Colostro bovino: o “ouro líquido” do bem-estar ou mais um modismo?

Nos últimos meses, uma nova estrela surgiu no universo da suplementação: o colostro bovino. Chamado por influenciadores de “ouro líquido”, ele tem sido divulgado como solução para tudo — da melhora da imunidade ao aumento de massa muscular, passando pela saúde intestinal e até benefícios estéticos. Mas será que essa fama se sustenta em evidências científicas ou estamos diante de mais um modismo passageiro?

O colostro é o primeiro leite produzido por vacas nas 24 a 72 horas após o parto. Riquíssimo em imunoglobulinas, fatores de crescimento, aminoácidos e nutrientes essenciais, sua função original é proteger e nutrir o bezerro recém-nascido. A indústria, no entanto, encontrou nele um novo mercado: transformar esse líquido em suplemento para humanos.

De fato, há pesquisas que indicam benefícios reais do colostro bovino para o sistema imunológico. Um estudo publicado no Nutrition Research Reviews mostra que a suplementação pode melhorar a resposta imune, principalmente em atletas de alta performance, que sofrem com a chamada “imunossupressão induzida por exercício intenso” (Brinkworth & Buckley, 2003). Mas a maioria desses estudos ainda é considerada preliminar.

Além disso, o colostro vem sendo associado à melhora na saúde intestinal. Ele contém fatores bioativos como a lactoferrina e peptídeos antimicrobianos, que podem ajudar na integridade da mucosa intestinal e no equilíbrio da microbiota. Em pacientes com colite ulcerativa e síndrome do intestino irritável, algumas pesquisas mostraram efeitos promissores — embora ainda distantes de uma comprovação conclusiva para o uso amplo.
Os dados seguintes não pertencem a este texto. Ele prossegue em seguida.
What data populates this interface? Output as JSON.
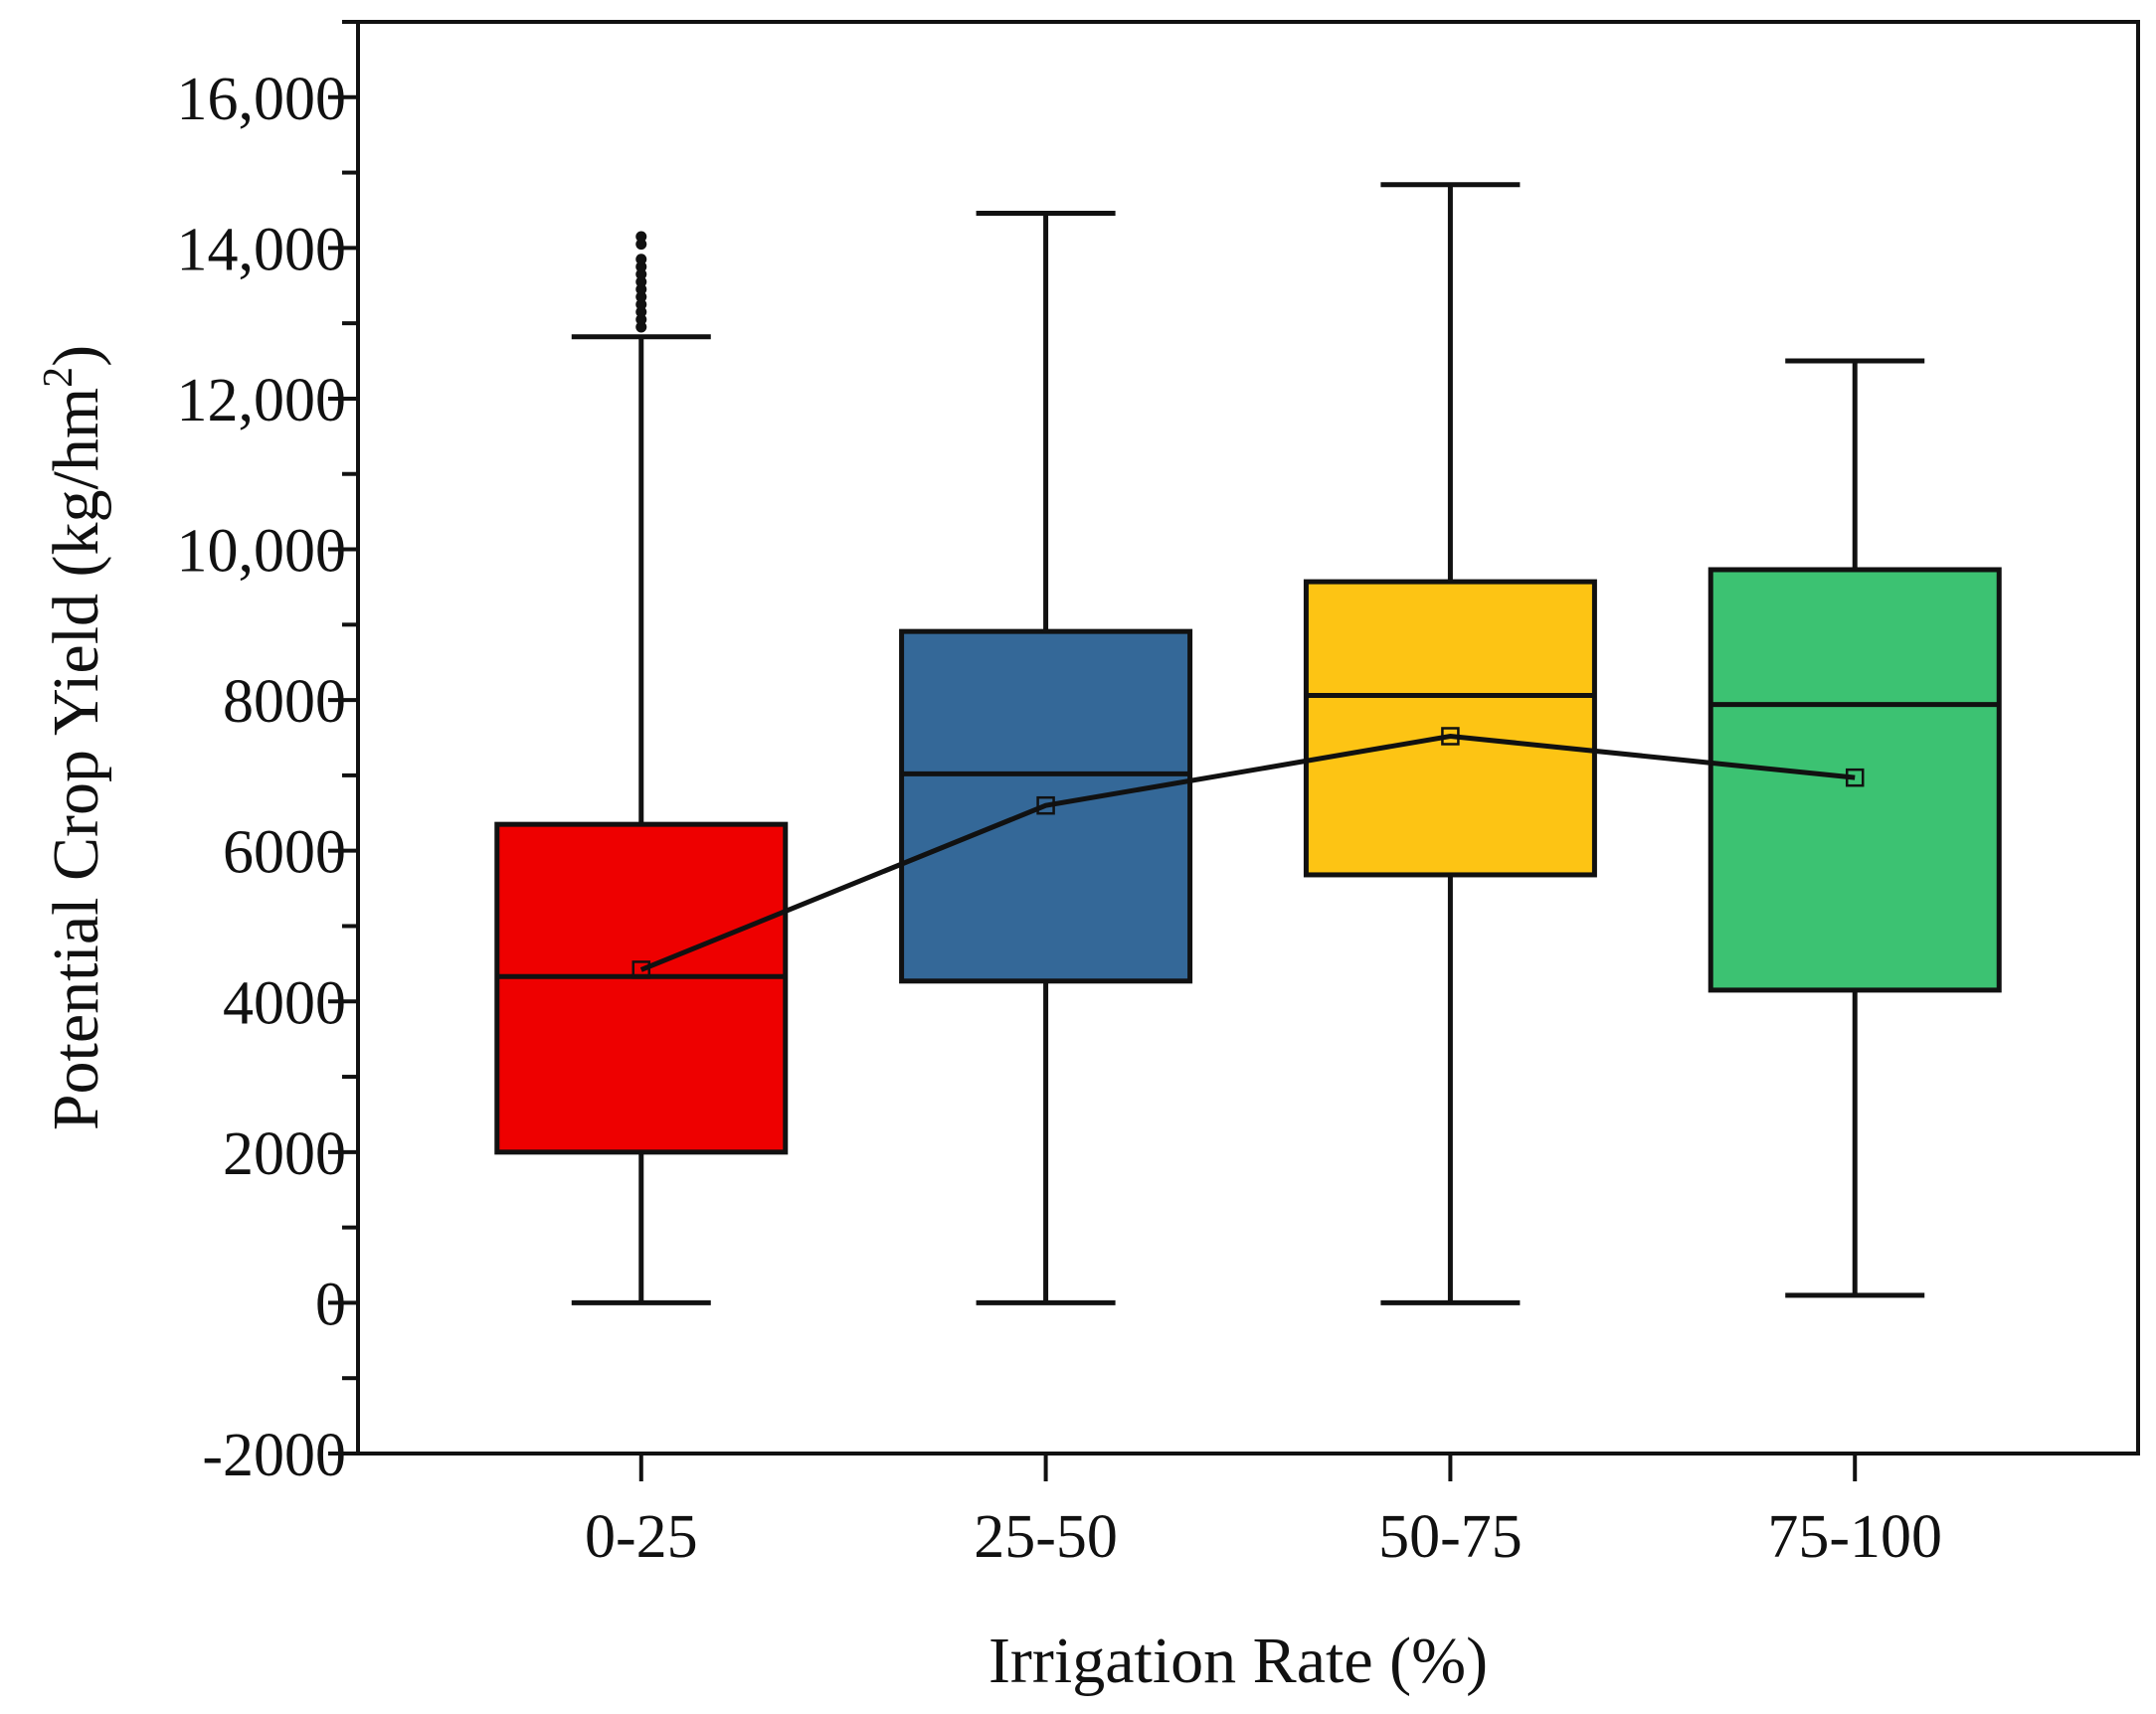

No Brasil, a Anvisa não reconhece o colostro bovino como suplemento alimentar regularizado, o que limita sua comercialização por vias oficiais. Ainda assim, o produto já pode ser encontrado em e-commerces internacionais ou por importação direta, o que acende o alerta sobre segurança, qualidade e rastreabilidade. O risco de contaminação e a falta de controle sobre os lotes são sérios.

A médica nutróloga Dra. Amanda Melgaço, em entrevista ao portal UOL, alerta: “Não é porque está na moda que devemos consumir indiscriminadamente. O colostro pode causar reações em pessoas alérgicas à proteína do leite e, como não é regulamentado, não sabemos exatamente o que estamos consumindo”.

Outro ponto importante é o aspecto ético da extração. Há discussões sobre o impacto na alimentação dos bezerros, já que a coleta do colostro ocorre logo após o parto. Mesmo em fazendas com boas práticas, especialistas alertam que o consumo humano não deve comprometer a nutrição dos filhotes.

Nas redes sociais, nomes como Bella Falconi e alguns atletas fitness ajudaram a popularizar o colostro bovino. Mas nem sempre os resultados mostrados refletem apenas o uso do suplemento. Estilo de vida, genética, dieta e rotina de treinos também influenciam — e muito — nos efeitos observados.

O cenário atual é de entusiasmo, mas também de cautela. Especialistas pedem mais pesquisas com amostragens maiores e protocolos padronizados. Enquanto isso, vale a velha máxima da saúde: não existe solução milagrosa. O colostro pode ser promissor, mas precisa de mais respaldo antes de se tornar protagonista no arsenal de quem busca saúde e bem-estar.

Se você está pensando em experimentar, converse com um profissional de saúde. A suplementação deve ser personalizada, segura e baseada em necessidades reais — não apenas em tendências das redes sociais.